Schumer’s Venison Tax Donation Proposal: Good Idea Or Are You Skeptical?

When one of the most outspoken liberal, anti-gun United States senators co-sponsors a bill related to deer hunting, it likely sends red flags of skepticism waving furiously like those battered at the beach by a tropical storm.

By Alan Clemons,
Managing Editor

Donated venison, packaged like this for meals, through programs to help those in need is one way hunters help others each year.

Donated venison, packaged like this for meals, through programs to help those in need is one way hunters help others each year.

U.S. Sen. Charles Schumer (D-N.Y.) joined senators in five other states with solid traditions of hunting to propose a tax donation for hunters who donate venison used to help feed the needy. The co-sponsors are Sens. Lisa Murkowski (R-AK), Mark Begich (D-AK) Mike Crapo (R-ID), Mark Pryor (D-AR) and Mike Enzi (R-WY).

According to Schumer’s website, the bill, introduced June 20, would capitalize on the millions of hunters and deer in the country and “creates a tax deduction for a hunter that pays to process venison that will eventually be given to a feeding program. This simply means that if a hunter spends money processing the meat, he or she will be able to deduct that amount from his or her taxable income.”

Sounds simple enough. Kill a deer, get a tax write-off if you meet certain guidelines of the donation program.


U.S. Sen. Charles Schumer, D-N.Y.

But do you believe it? Six United States senators, at least one of whom has aligned himself with anti-gun legislation that has affected hunters, banding together for this?

Also from Schumer’s site:

“The legislation also makes tax exempt any income that a processor receives from an anti-hunger not-for-profit. Therefore, if a hunter were to bring in a deer to be processed and donated, and a tax exempt entity paid the processing fee, the processor would not have to pay taxes on that income. This would allow the charity’s dollars to go further because the processor could be reimbursed at a lower rate and still achieve the same after-tax income. This would allow more venison to go to charity per dollar, and allow more processors to take part.”

With this, the processor would get a little bump in the wallet for participating. Schumer said the proposal has multiple benefits: it helps hunters who help manage deer populations, it helps processors and hunters with a tax write-off, and it helps the food bank programs that have seen declines in monetary and venison donations (which affects those who receive the venison).

Look, these donation programs like Hunters for the Hungry are great. They let hunters  donate some deer to a good cause, and the folks getting the packaged venison darn sure appreciate the help. The programs have been going on for years from grassroots to national levels.

Quite honestly, deer hunters probably take these programs for granted or don’t realize the impact. They’re usually low key, low profile organizations run on non-profit or shoestring budgets. They don’t have giant marketing campaigns (not all of them) and are known among hunters but not always among the general public. They get some news stories when deer season starts from outdoor writers and maybe television crews doing features, but that’s about all the love they get. Anything is good, though.

Occasionally, idiotic stuff like this happens and the public says, “Whoa, hunters are helping with this and someone’s upset?” Then a good thing like this happens. The donation programs kind of fade into the shadows again until deer season arrives.

Is this federal “deer donation tax write-off” proposal one of these good things? Proponents likely will say it’s no big deal, that despite the millions of hunters who donate venison each year a small percentage probably would participate.

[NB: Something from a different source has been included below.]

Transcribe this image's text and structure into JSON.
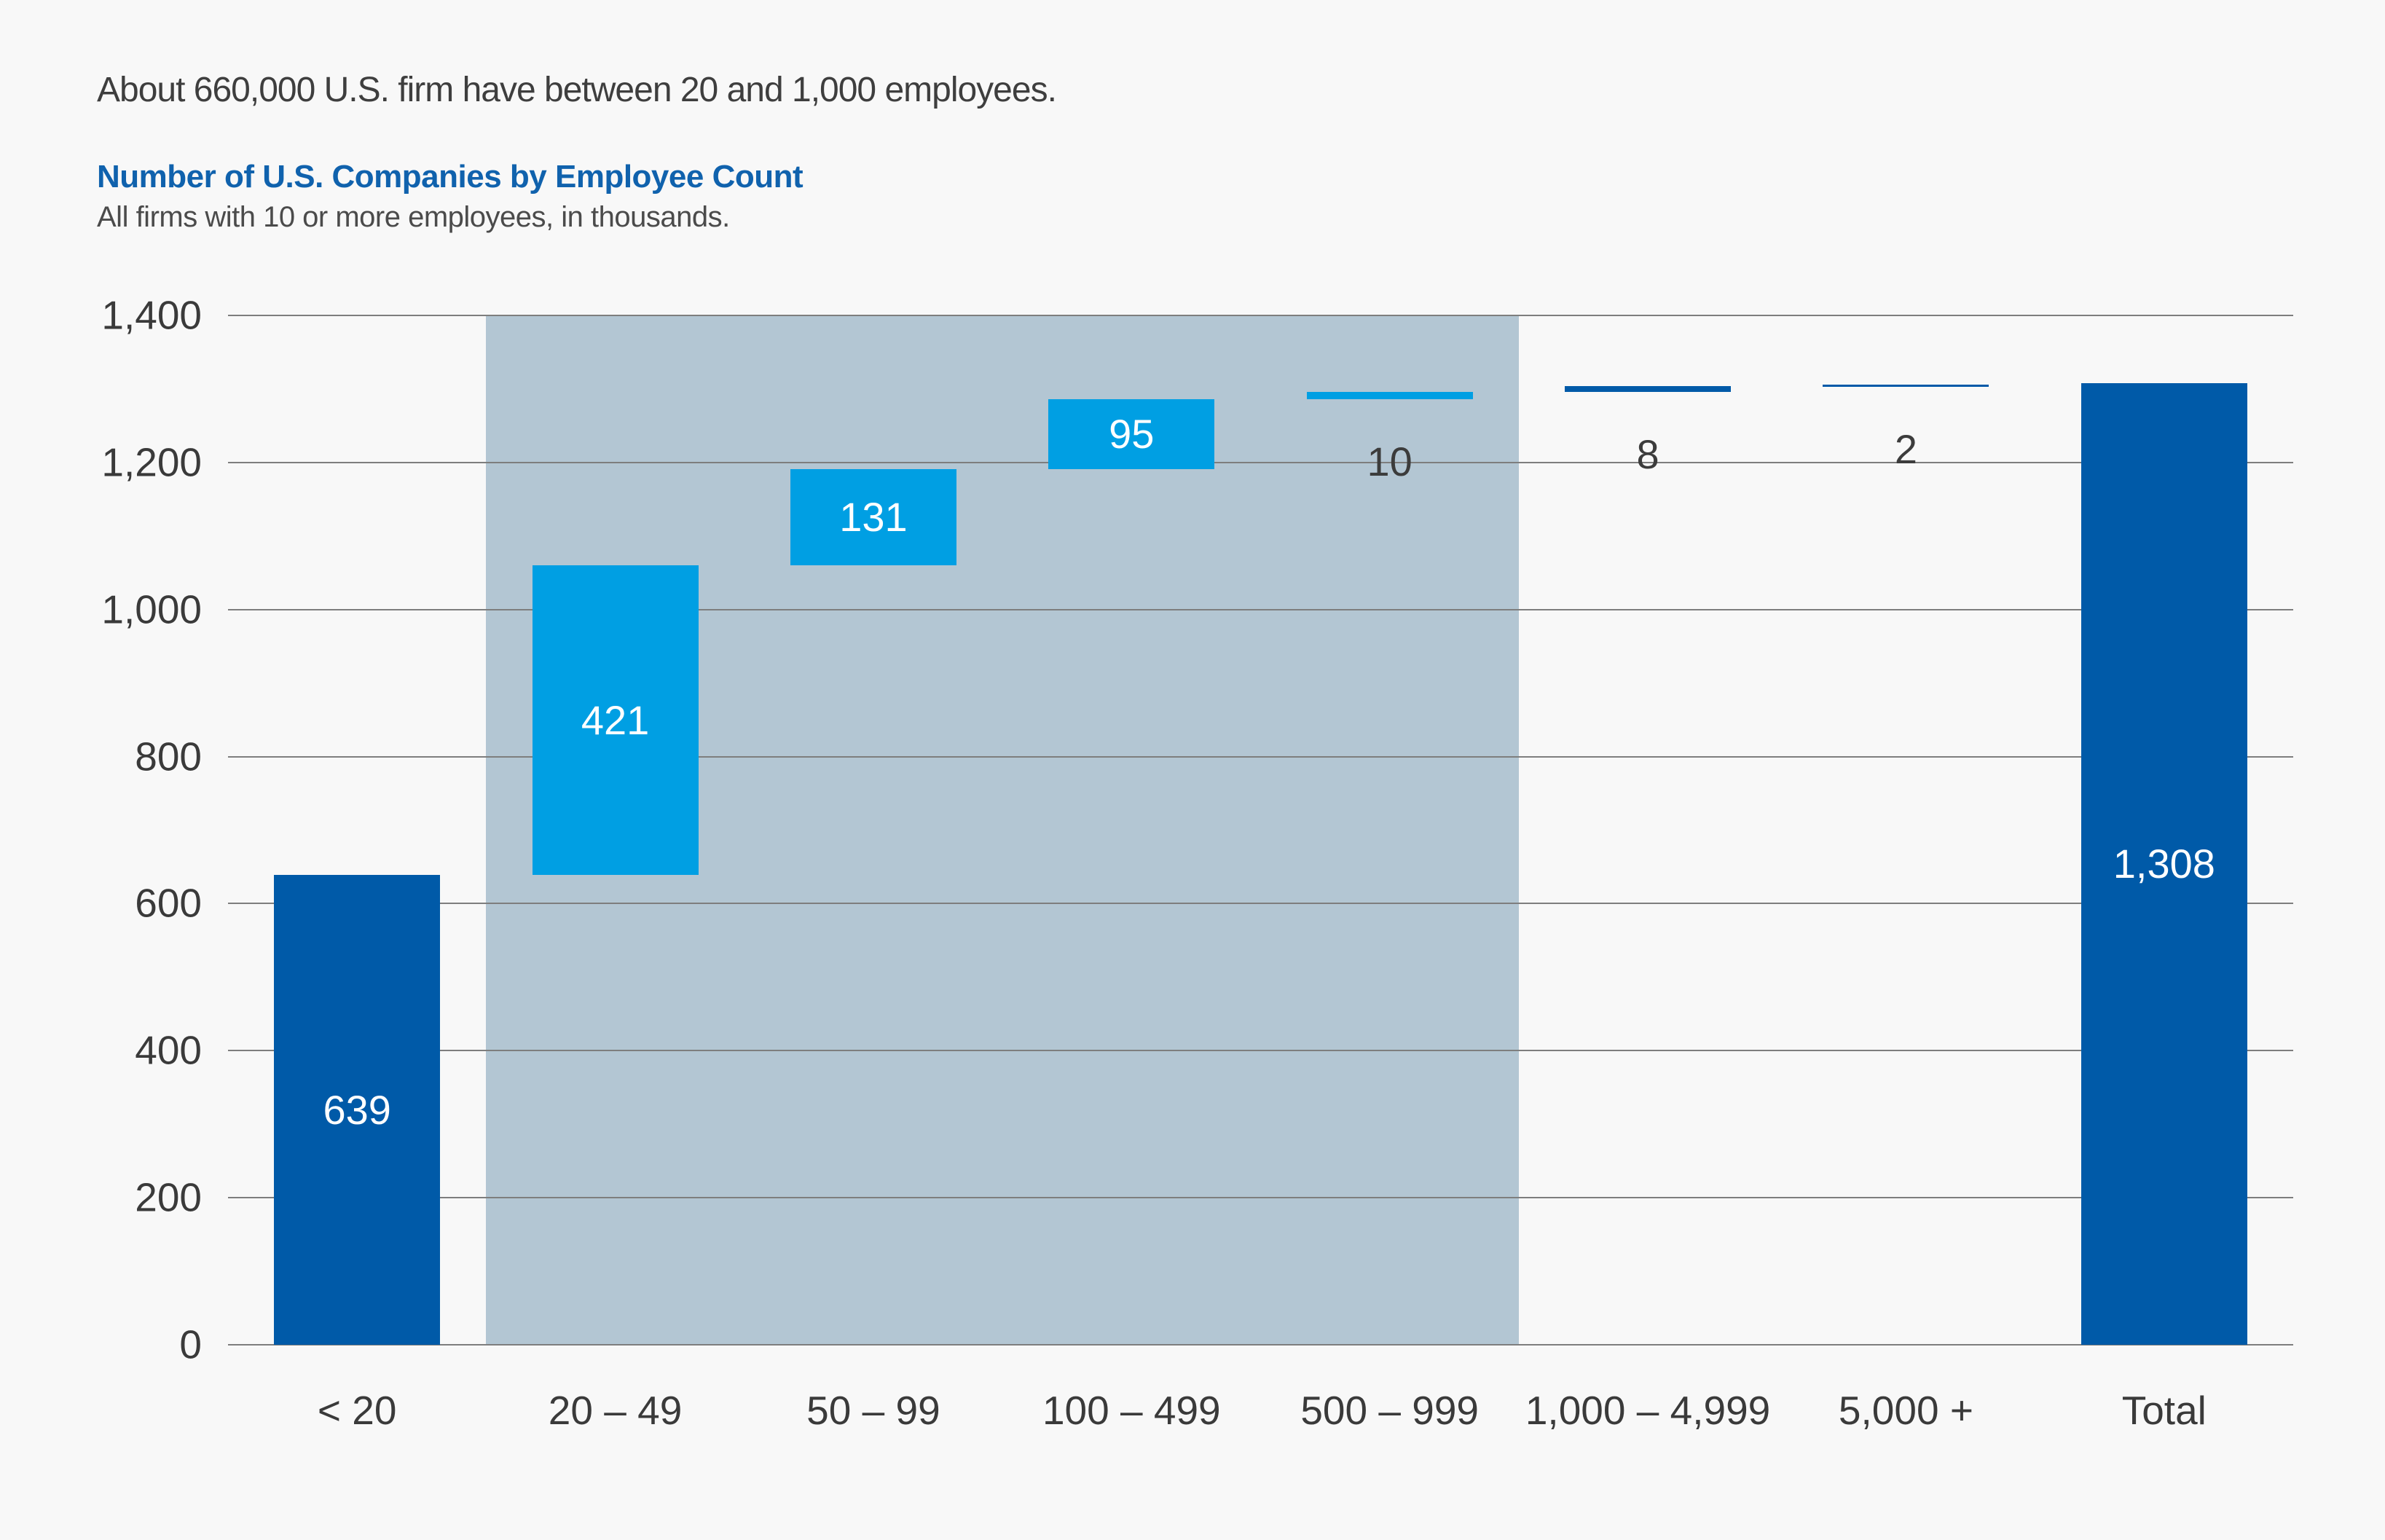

With processing fees at $40 or more, though, a few donated deer per person could add up. Would states be inclined to increase the bag limits to allow for a “donate deer” that wouldn’t count against a hunter’s annual total? Would state agencies be pressured by a federal senator or congressman to do this, despite what the state’s biologists might recommend? That’s a potential thorn — interference — that is unnecessary and unwanted.

Or is this donation proposal just more government involvement in our lives? Participation is optional, of course. But in a time when many in America are clamoring for less government, is this benign and not really “more” government? Or is it yet another layer we don’t need?

Or is there something deeper going on here, perhaps a feel-good lob to hunters from a mix of U.S. senators before someone else drops a bombshell piece of legislation? Reports have been circulating about more gun control legislation returning soon in Washington. Could this donation legislation be a little glad-handing before the firm grip and steely-eyed stare, a little bit of “Hey, didn’t you see what we did for you with this tax write-off thing for hunters? Surely you can give and bend a little bit on this new legislation, can’t you?”

Schumer said he wants to push this venison donation legislation through quickly, before hunting season arrives. We’ll keep an eye on it and see what happens.